CMB – Não há como deixar de expor um membro do Poder Judiciário que atua diretamente nas comarcas de primeira instância, reconhecidos no jargão popular como a “tropa” do judiciário. Nós é que temos contato direto com as partes. Somos conhecidos na cidade onde moramos. Sabem nosso endereço, o local onde nossos filhos estudam, onde jantamos e os lugares que frequentamos para um mínimo de lazer com nossa família, até porque a lei nos impõe a obrigação de residirmos nas nossas comarcas. Já seria hora de rever esta obrigação. Afora isso, é preciso dar conhecimento que há quase cinco anos os juízes e membros do Ministério Público não têm reajuste em seus subsídios, e não estou me referindo a aumento de salário, mas a reajuste de acordo com a inflação, conforme previsto na Constituição.

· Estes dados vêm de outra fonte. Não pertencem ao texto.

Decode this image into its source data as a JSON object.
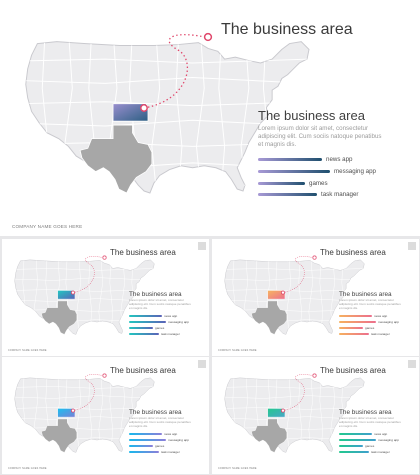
{
  "slides": [
    {
      "title": "The business area",
      "subtitle": "The business area",
      "body": "Lorem ipsum dolor sit amet, consectetur adipiscing elit. Cum sociis natoque penatibus et magnis dis.",
      "items": [
        {
          "label": "news app",
          "value": 0.82
        },
        {
          "label": "messaging app",
          "value": 0.92
        },
        {
          "label": "games",
          "value": 0.6
        },
        {
          "label": "task manager",
          "value": 0.75
        }
      ],
      "company": "COMPANY NAME GOES HERE",
      "highlight_colors": [
        "#9a8fcf",
        "#2d5f83"
      ],
      "bar_colors": [
        "#a89ad6",
        "#1f4f6e"
      ]
    },
    {
      "title": "The business area",
      "subtitle": "The business area",
      "body": "Lorem ipsum dolor sit amet, consectetur adipiscing elit. Cum sociis natoque penatibus et magnis dis.",
      "items": [
        {
          "label": "news app",
          "value": 0.82
        },
        {
          "label": "messaging app",
          "value": 0.92
        },
        {
          "label": "games",
          "value": 0.6
        },
        {
          "label": "task manager",
          "value": 0.75
        }
      ],
      "company": "COMPANY NAME GOES HERE",
      "highlight_colors": [
        "#1fc8c1",
        "#5a63b9"
      ],
      "bar_colors": [
        "#22c6bf",
        "#5b62b7"
      ]
    },
    {
      "title": "The business area",
      "subtitle": "The business area",
      "body": "Lorem ipsum dolor sit amet, consectetur adipiscing elit. Cum sociis natoque penatibus et magnis dis.",
      "items": [
        {
          "label": "news app",
          "value": 0.82
        },
        {
          "label": "messaging app",
          "value": 0.92
        },
        {
          "label": "games",
          "value": 0.6
        },
        {
          "label": "task manager",
          "value": 0.75
        }
      ],
      "company": "COMPANY NAME GOES HERE",
      "highlight_colors": [
        "#f7b560",
        "#ec6f8e"
      ],
      "bar_colors": [
        "#f6b15f",
        "#ec6f8d"
      ]
    },
    {
      "title": "The business area",
      "subtitle": "The business area",
      "body": "Lorem ipsum dolor sit amet, consectetur adipiscing elit. Cum sociis natoque penatibus et magnis dis.",
      "items": [
        {
          "label": "news app",
          "value": 0.82
        },
        {
          "label": "messaging app",
          "value": 0.92
        },
        {
          "label": "games",
          "value": 0.6
        },
        {
          "label": "task manager",
          "value": 0.75
        }
      ],
      "company": "COMPANY NAME GOES HERE",
      "highlight_colors": [
        "#19c1f0",
        "#7b7fd6"
      ],
      "bar_colors": [
        "#17b8ec",
        "#8c7fd9"
      ]
    },
    {
      "title": "The business area",
      "subtitle": "The business area",
      "body": "Lorem ipsum dolor sit amet, consectetur adipiscing elit. Cum sociis natoque penatibus et magnis dis.",
      "items": [
        {
          "label": "news app",
          "value": 0.82
        },
        {
          "label": "messaging app",
          "value": 0.92
        },
        {
          "label": "games",
          "value": 0.6
        },
        {
          "label": "task manager",
          "value": 0.75
        }
      ],
      "company": "COMPANY NAME GOES HERE",
      "highlight_colors": [
        "#24c98e",
        "#4aa6c8"
      ],
      "bar_colors": [
        "#22c98d",
        "#3f9fcd"
      ]
    }
  ],
  "colors": {
    "map_fill": "#ececee",
    "map_stroke": "#c9c9ce",
    "texas_fill": "#a7a7a7",
    "pin": "#e0476b",
    "dotted_line": "#e0476b"
  },
  "icons": {
    "pin": "location-pin-icon",
    "thumb_marker": "square-marker-icon"
  }
}
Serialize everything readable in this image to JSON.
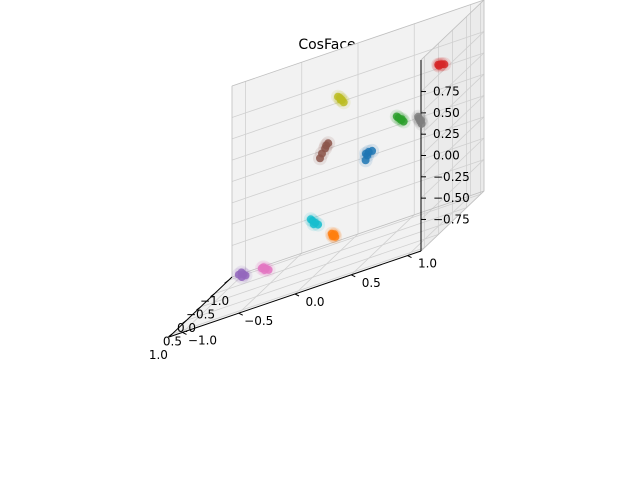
{
  "chart_data": {
    "type": "scatter",
    "projection": "3d",
    "title": "CosFace",
    "xlabel": "",
    "ylabel": "",
    "zlabel": "",
    "grid": true,
    "legend": "none",
    "xlim": [
      -1.0,
      1.0
    ],
    "ylim": [
      -1.0,
      1.0
    ],
    "zlim": [
      -1.0,
      1.0
    ],
    "xticks": [
      "−1.0",
      "−0.5",
      "0.0",
      "0.5",
      "1.0"
    ],
    "yticks": [
      "−1.0",
      "−0.5",
      "0.0",
      "0.5",
      "1.0"
    ],
    "zticks": [
      "−0.75",
      "−0.50",
      "−0.25",
      "0.00",
      "0.25",
      "0.50",
      "0.75"
    ],
    "series": [
      {
        "color": "#1f77b4",
        "x": [
          -0.05,
          0.02,
          -0.08,
          0.05,
          -0.02
        ],
        "y": [
          0.35,
          0.38,
          0.33,
          0.36,
          0.4
        ],
        "z": [
          -0.02,
          0.03,
          0.0,
          -0.05,
          0.02
        ]
      },
      {
        "color": "#ff7f0e",
        "x": [
          0.95,
          0.93,
          0.97,
          0.94,
          0.96
        ],
        "y": [
          0.3,
          0.28,
          0.32,
          0.29,
          0.31
        ],
        "z": [
          -0.62,
          -0.6,
          -0.64,
          -0.63,
          -0.61
        ]
      },
      {
        "color": "#2ca02c",
        "x": [
          0.75,
          0.72,
          0.78,
          0.7,
          0.76
        ],
        "y": [
          0.85,
          0.82,
          0.88,
          0.8,
          0.86
        ],
        "z": [
          0.42,
          0.45,
          0.4,
          0.47,
          0.43
        ]
      },
      {
        "color": "#d62728",
        "x": [
          -0.3,
          -0.25,
          -0.35,
          -0.28,
          -0.32
        ],
        "y": [
          0.95,
          0.93,
          0.96,
          0.94,
          0.92
        ],
        "z": [
          0.7,
          0.72,
          0.68,
          0.71,
          0.69
        ]
      },
      {
        "color": "#9467bd",
        "x": [
          -0.05,
          -0.1,
          0.0,
          -0.08,
          -0.03
        ],
        "y": [
          -0.75,
          -0.78,
          -0.72,
          -0.8,
          -0.76
        ],
        "z": [
          -0.92,
          -0.9,
          -0.93,
          -0.91,
          -0.94
        ]
      },
      {
        "color": "#8c564b",
        "x": [
          -0.95,
          -0.96,
          -0.94,
          -0.97,
          -0.95
        ],
        "y": [
          -0.25,
          -0.28,
          -0.22,
          -0.3,
          -0.24
        ],
        "z": [
          0.05,
          0.0,
          0.1,
          -0.05,
          0.08
        ]
      },
      {
        "color": "#e377c2",
        "x": [
          0.75,
          0.72,
          0.78,
          0.7,
          0.76
        ],
        "y": [
          -0.35,
          -0.38,
          -0.32,
          -0.4,
          -0.36
        ],
        "z": [
          -0.78,
          -0.76,
          -0.8,
          -0.77,
          -0.79
        ]
      },
      {
        "color": "#7f7f7f",
        "x": [
          0.35,
          0.32,
          0.38,
          0.3,
          0.36
        ],
        "y": [
          0.92,
          0.9,
          0.94,
          0.89,
          0.93
        ],
        "z": [
          0.25,
          0.28,
          0.22,
          0.3,
          0.26
        ]
      },
      {
        "color": "#bcbd22",
        "x": [
          -0.95,
          -0.96,
          -0.93,
          -0.97,
          -0.94
        ],
        "y": [
          -0.1,
          -0.12,
          -0.08,
          -0.14,
          -0.11
        ],
        "z": [
          0.55,
          0.58,
          0.52,
          0.6,
          0.56
        ]
      },
      {
        "color": "#17becf",
        "x": [
          0.2,
          0.18,
          0.22,
          0.16,
          0.21
        ],
        "y": [
          -0.05,
          -0.08,
          -0.02,
          -0.1,
          -0.06
        ],
        "z": [
          -0.55,
          -0.52,
          -0.58,
          -0.5,
          -0.56
        ]
      }
    ]
  }
}
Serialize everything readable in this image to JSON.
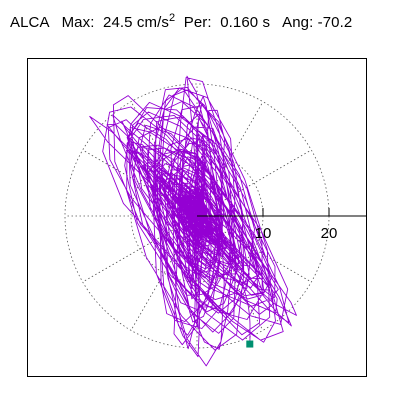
{
  "header": {
    "station": "ALCA",
    "max_label": "Max:",
    "max_value": "24.5 cm/s",
    "max_exponent": "2",
    "per_label": "Per:",
    "per_value": "0.160 s",
    "ang_label": "Ang:",
    "ang_value": "-70.2"
  },
  "chart_data": {
    "type": "particle-motion orbit (polar)",
    "units": "cm/s^2",
    "max_amplitude": 24.5,
    "period_s": 0.16,
    "angle_deg": -70.2,
    "radial_rings": [
      10,
      20
    ],
    "tick_labels": [
      "10",
      "20"
    ],
    "radial_axis_angle_deg": 0,
    "grid": "dotted",
    "trace_color": "#9400d3",
    "end_marker_color": "#009070",
    "end_point": {
      "x": 8.0,
      "y": -19.4
    }
  }
}
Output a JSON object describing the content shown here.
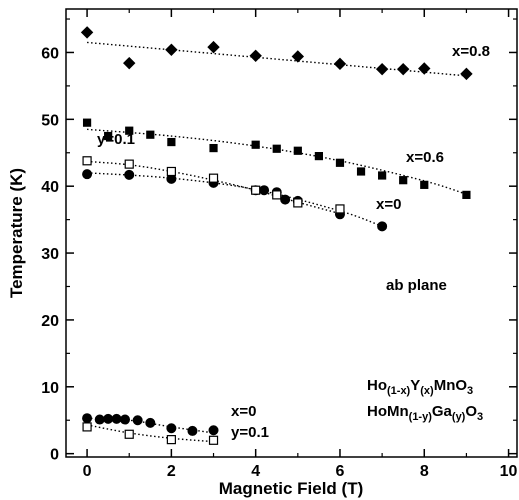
{
  "chart_data": {
    "type": "scatter",
    "xlabel": "Magnetic Field (T)",
    "ylabel": "Temperature (K)",
    "xlim": [
      -0.5,
      10.2
    ],
    "ylim": [
      -0.5,
      66.5
    ],
    "xticks": [
      "0",
      "2",
      "4",
      "6",
      "8",
      "10"
    ],
    "yticks": [
      "0",
      "10",
      "20",
      "30",
      "40",
      "50",
      "60"
    ],
    "grid": false,
    "annotations": {
      "ab_plane": "ab plane",
      "x08": "x=0.8",
      "x06": "x=0.6",
      "x0_upper": "x=0",
      "y01_upper": "y=0.1",
      "x0_lower": "x=0",
      "y01_lower": "y=0.1"
    },
    "legend": {
      "line1": {
        "a": "Ho",
        "b": "(1-x)",
        "c": "Y",
        "d": "(x)",
        "e": "MnO",
        "f": "3"
      },
      "line2": {
        "a": "HoMn",
        "b": "(1-y)",
        "c": "Ga",
        "d": "(y)",
        "e": "O",
        "f": "3"
      }
    },
    "series": [
      {
        "name": "x=0.8",
        "marker": "diamond",
        "fill": "filled",
        "x": [
          0,
          1,
          2,
          3,
          4,
          5,
          6,
          7,
          7.5,
          8,
          9
        ],
        "y": [
          63.0,
          58.4,
          60.4,
          60.8,
          59.5,
          59.4,
          58.3,
          57.5,
          57.5,
          57.6,
          56.8
        ],
        "fit": {
          "x": [
            0,
            9
          ],
          "y": [
            61.5,
            56.5
          ]
        }
      },
      {
        "name": "x=0.6",
        "marker": "square",
        "fill": "filled",
        "x": [
          0,
          0.5,
          1,
          1.5,
          2,
          3,
          4,
          4.5,
          5,
          5.5,
          6,
          6.5,
          7,
          7.5,
          8,
          9
        ],
        "y": [
          49.5,
          47.5,
          48.3,
          47.7,
          46.6,
          45.7,
          46.2,
          45.6,
          45.3,
          44.5,
          43.5,
          42.2,
          41.6,
          40.9,
          40.2,
          38.7
        ],
        "fit": {
          "x": [
            0,
            2,
            4,
            6,
            8,
            9
          ],
          "y": [
            48.5,
            47.5,
            46.0,
            43.8,
            40.8,
            38.8
          ]
        }
      },
      {
        "name": "x=0",
        "marker": "circle",
        "fill": "filled",
        "x": [
          0,
          1,
          2,
          3,
          4,
          4.2,
          4.5,
          4.7,
          5,
          6,
          7
        ],
        "y": [
          41.8,
          41.7,
          41.1,
          40.5,
          39.4,
          39.4,
          39.1,
          38.0,
          37.8,
          35.8,
          34.0
        ],
        "fit": {
          "x": [
            0,
            2,
            4,
            6,
            7
          ],
          "y": [
            42.0,
            41.2,
            39.5,
            36.3,
            34.0
          ]
        }
      },
      {
        "name": "y=0.1",
        "marker": "square",
        "fill": "open",
        "x": [
          0,
          1,
          2,
          3,
          4,
          4.5,
          5,
          6
        ],
        "y": [
          43.8,
          43.3,
          42.2,
          41.2,
          39.4,
          38.7,
          37.5,
          36.6
        ],
        "fit": {
          "x": [
            0,
            1,
            2,
            3,
            4,
            5,
            6
          ],
          "y": [
            43.7,
            43.2,
            42.2,
            40.9,
            39.4,
            37.6,
            35.9
          ]
        }
      },
      {
        "name": "x=0",
        "marker": "circle",
        "fill": "filled",
        "x": [
          0,
          0.3,
          0.5,
          0.7,
          0.9,
          1.2,
          1.5,
          2,
          2.5,
          3
        ],
        "y": [
          5.3,
          5.1,
          5.2,
          5.2,
          5.1,
          5.0,
          4.6,
          3.8,
          3.4,
          3.5
        ],
        "fit": {
          "x": [
            0,
            1,
            2,
            3
          ],
          "y": [
            5.3,
            5.0,
            4.0,
            3.1
          ]
        }
      },
      {
        "name": "y=0.1",
        "marker": "square",
        "fill": "open",
        "x": [
          0,
          1,
          2,
          3
        ],
        "y": [
          4.0,
          2.9,
          2.1,
          2.0
        ],
        "fit": {
          "x": [
            0,
            1,
            2,
            3
          ],
          "y": [
            4.3,
            3.1,
            2.3,
            1.8
          ]
        }
      }
    ]
  }
}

Neste aspecto, enquanto bandidos, sonegadores, traficantes etc., se profissionalizam em seus “modus operandi”, os juízes e promotores ficam reféns do próprio Estado em relação aos seus direitos consagrados na Constituição Federal. Neste sentido, é passível a discussão acerca de quem são verdadeiramente aqueles que atentam contra o Poder Judiciário, já que nos últimos tempos, o Estado tem se tornado o nosso maior agressor.

 

'Problema maior do que a investida de alguns criminosos contra juízes

e promotores é a falta de respeito do Estado com o Poder Judiciário'.

 

VF – Particularmente, o senhor já sofreu ameaças por exercer o seu ofício?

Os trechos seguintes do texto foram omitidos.